What nobody’s saying publicly is that U.S. multinationals are already finding legal ways to avoid that tax. Over the years, they’ve brought cash home, tax-free, employing strategies with nicknames worthy of 1970s conspiracy thrillers -- including “the Killer B” and “the Deadly D.”
Merck & Co Inc., the second-largest drugmaker in the U.S., last year brought more than $9 billion from abroad without paying any U.S. tax to help finance its acquisition of Schering-Plough Corp., securities filings show. Merck is also appealing a federal judge’s 2009 finding that Schering-Plough owed taxes on $690 million it had earlier brought home from overseas tax-free.
The largest drugmaker, Pfizer Inc., imported more than $30 billion from offshore in connection with its acquisition of Wyeth last year, while taking steps to minimize the tax hit on its publicly reported profit.
“Some of the best minds in the country are spent all day, every day, wheedling nickels and dimes out of the tax system,” said H. David Rosenbloom, an attorney at Caplin & Drysdale in Washington, D.C., and director of the international tax program at New York University’s school of law.

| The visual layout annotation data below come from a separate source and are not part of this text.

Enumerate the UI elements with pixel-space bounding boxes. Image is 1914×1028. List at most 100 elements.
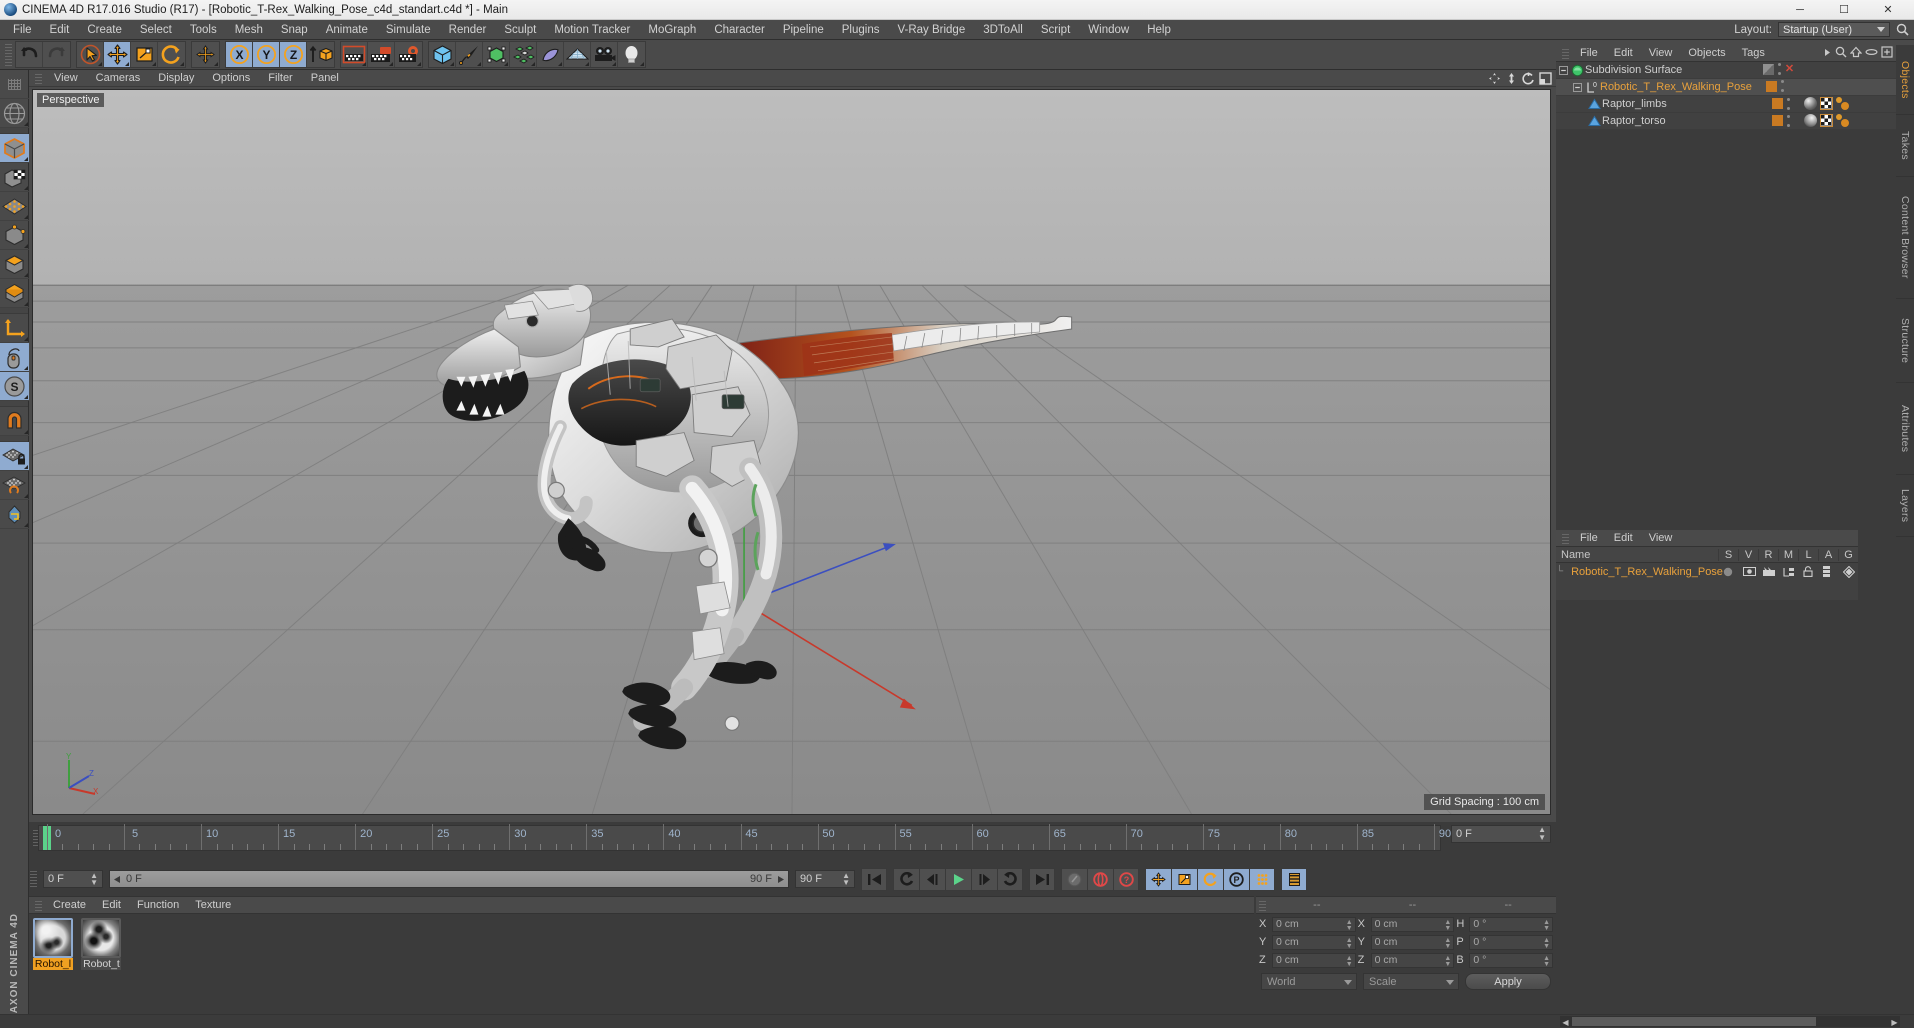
add-mograph-cloner-button[interactable] bbox=[510, 42, 537, 67]
world-axis-toggle[interactable] bbox=[192, 42, 219, 67]
object-row-robotic-trex[interactable]: 0 Robotic_T_Rex_Walking_Pose bbox=[1556, 79, 1896, 96]
vtab-attributes[interactable]: Attributes bbox=[1896, 383, 1914, 475]
lm-menu-view[interactable]: View bbox=[1641, 530, 1681, 547]
menu-item-help[interactable]: Help bbox=[1138, 20, 1180, 40]
polygon-select-mode-icon[interactable] bbox=[0, 279, 29, 308]
om-menu-tags[interactable]: Tags bbox=[1734, 45, 1773, 62]
layer-list-empty[interactable] bbox=[1556, 580, 1858, 600]
menu-item-simulate[interactable]: Simulate bbox=[377, 20, 440, 40]
coordinates-grip[interactable] bbox=[1259, 898, 1266, 912]
menu-item-plugins[interactable]: Plugins bbox=[833, 20, 889, 40]
layer-row[interactable]: └ Robotic_T_Rex_Walking_Pose bbox=[1556, 563, 1858, 580]
mm-menu-texture[interactable]: Texture bbox=[187, 897, 239, 914]
play-button[interactable] bbox=[945, 867, 971, 891]
end-frame-input[interactable]: 90 F ▲ ▼ bbox=[795, 870, 855, 888]
lock-x-axis-button[interactable]: X bbox=[226, 42, 253, 67]
layer-col-a[interactable]: A bbox=[1818, 548, 1838, 561]
range-start-handle-icon[interactable] bbox=[113, 875, 123, 884]
workplane-rotate-icon[interactable] bbox=[0, 471, 29, 500]
material-thumbnail[interactable] bbox=[81, 918, 122, 958]
live-selection-tool[interactable] bbox=[77, 42, 104, 67]
layer-generator-icon[interactable] bbox=[1842, 565, 1863, 578]
add-floor-button[interactable] bbox=[564, 42, 591, 67]
record-position-button[interactable] bbox=[1145, 867, 1171, 891]
lock-z-axis-button[interactable]: Z bbox=[280, 42, 307, 67]
position-z-input[interactable]: 0 cm ▲ ▼ bbox=[1272, 952, 1356, 968]
menu-item-mograph[interactable]: MoGraph bbox=[639, 20, 705, 40]
layer-manager-grip[interactable] bbox=[1562, 531, 1569, 545]
uvw-tag-icon[interactable] bbox=[1820, 114, 1833, 127]
menu-item-select[interactable]: Select bbox=[131, 20, 181, 40]
position-x-input[interactable]: 0 cm ▲ ▼ bbox=[1272, 916, 1356, 932]
viewport-grip[interactable] bbox=[35, 71, 42, 85]
record-parameter-button[interactable]: P bbox=[1223, 867, 1249, 891]
menu-item-sculpt[interactable]: Sculpt bbox=[495, 20, 545, 40]
perspective-viewport[interactable]: Perspective Grid Spacing : 100 cm Y X Z bbox=[32, 89, 1551, 815]
display-color-swatch[interactable] bbox=[1766, 80, 1777, 92]
spinner-icon[interactable]: ▲ ▼ bbox=[1346, 919, 1353, 932]
material-thumbnail[interactable] bbox=[33, 918, 73, 958]
palette-grip[interactable] bbox=[0, 70, 29, 99]
vtab-layers[interactable]: Layers bbox=[1896, 475, 1914, 537]
record-rotation-button[interactable] bbox=[1197, 867, 1223, 891]
rotate-view-icon[interactable] bbox=[1522, 72, 1535, 85]
material-item[interactable]: Robot_t bbox=[81, 918, 122, 970]
scroll-right-arrow-icon[interactable]: ▶ bbox=[1889, 1017, 1900, 1028]
spinner-icon[interactable]: ▲ ▼ bbox=[1444, 937, 1451, 950]
move-tool[interactable] bbox=[104, 42, 131, 67]
lm-menu-file[interactable]: File bbox=[1572, 530, 1606, 547]
visibility-dots-icon[interactable] bbox=[1780, 80, 1784, 92]
menu-item-character[interactable]: Character bbox=[705, 20, 774, 40]
toolbar-grip[interactable] bbox=[5, 41, 12, 68]
current-frame-input[interactable]: 0 F ▲ ▼ bbox=[43, 870, 103, 888]
om-menu-file[interactable]: File bbox=[1572, 45, 1606, 62]
layer-col-r[interactable]: R bbox=[1758, 548, 1778, 561]
add-spline-pen-button[interactable] bbox=[456, 42, 483, 67]
apply-button[interactable]: Apply bbox=[1465, 973, 1551, 990]
add-cube-button[interactable] bbox=[429, 42, 456, 67]
collapse-all-icon[interactable] bbox=[1865, 46, 1878, 58]
close-button[interactable]: ✕ bbox=[1866, 0, 1910, 20]
mm-menu-create[interactable]: Create bbox=[45, 897, 94, 914]
points-mode-icon[interactable] bbox=[0, 192, 29, 221]
viewport-menu-cameras[interactable]: Cameras bbox=[87, 70, 150, 87]
material-tag-icon[interactable] bbox=[1804, 114, 1817, 127]
layer-col-g[interactable]: G bbox=[1838, 548, 1858, 561]
display-color-swatch[interactable] bbox=[1772, 98, 1783, 109]
menu-item-mesh[interactable]: Mesh bbox=[226, 20, 272, 40]
menu-item-snap[interactable]: Snap bbox=[272, 20, 317, 40]
add-camera-button[interactable] bbox=[591, 42, 618, 67]
menu-item-edit[interactable]: Edit bbox=[41, 20, 79, 40]
playback-grip[interactable] bbox=[30, 869, 37, 889]
scale-tool[interactable] bbox=[131, 42, 158, 67]
undo-button[interactable] bbox=[16, 42, 43, 67]
object-row-raptor-limbs[interactable]: Raptor_limbs bbox=[1556, 96, 1896, 113]
spinner-icon[interactable]: ▲ ▼ bbox=[842, 872, 850, 887]
robotic-trex-model[interactable] bbox=[33, 90, 1550, 814]
spinner-icon[interactable]: ▲ ▼ bbox=[1543, 919, 1550, 932]
menu-item-vray-bridge[interactable]: V-Ray Bridge bbox=[888, 20, 974, 40]
object-row-raptor-torso[interactable]: Raptor_torso bbox=[1556, 113, 1896, 130]
zoom-view-icon[interactable] bbox=[1505, 72, 1518, 85]
layer-render-icon[interactable] bbox=[1762, 567, 1783, 576]
go-to-start-button[interactable] bbox=[861, 867, 887, 891]
vtab-structure[interactable]: Structure bbox=[1896, 299, 1914, 383]
menu-item-pipeline[interactable]: Pipeline bbox=[774, 20, 833, 40]
go-to-end-button[interactable] bbox=[1029, 867, 1055, 891]
spinner-icon[interactable]: ▲ ▼ bbox=[1346, 937, 1353, 950]
add-array-button[interactable] bbox=[483, 42, 510, 67]
layer-col-l[interactable]: L bbox=[1798, 548, 1818, 561]
render-to-picture-viewer-button[interactable] bbox=[368, 42, 395, 67]
material-tag-icon[interactable] bbox=[1804, 97, 1817, 110]
render-view-button[interactable] bbox=[341, 42, 368, 67]
vtab-takes[interactable]: Takes bbox=[1896, 115, 1914, 177]
om-menu-edit[interactable]: Edit bbox=[1606, 45, 1641, 62]
layer-visible-icon[interactable] bbox=[1742, 567, 1763, 576]
vtab-objects[interactable]: Objects bbox=[1896, 45, 1914, 115]
material-manager-grip[interactable] bbox=[35, 898, 42, 912]
layer-col-s[interactable]: S bbox=[1718, 548, 1738, 561]
spinner-icon[interactable]: ▲ ▼ bbox=[90, 872, 98, 887]
texture-mode-icon[interactable] bbox=[0, 163, 29, 192]
model-mode-icon[interactable] bbox=[0, 134, 29, 163]
visibility-dots-icon[interactable] bbox=[1786, 97, 1790, 110]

Access to such minds comes at great cost, a cost that many innovative small businesses simply can't afford to pay. Unable to compete against established companies that pay comparatively little in taxes on their profits, innovators are often eventually forced to sell their ideas and technology to the "big boys." And, that's just how the big boys like it.
I've said it before, and I'll say it again: High tax rates and increased regulation benefit the wealthy establishment. Why do you think so many billionaires are leftists?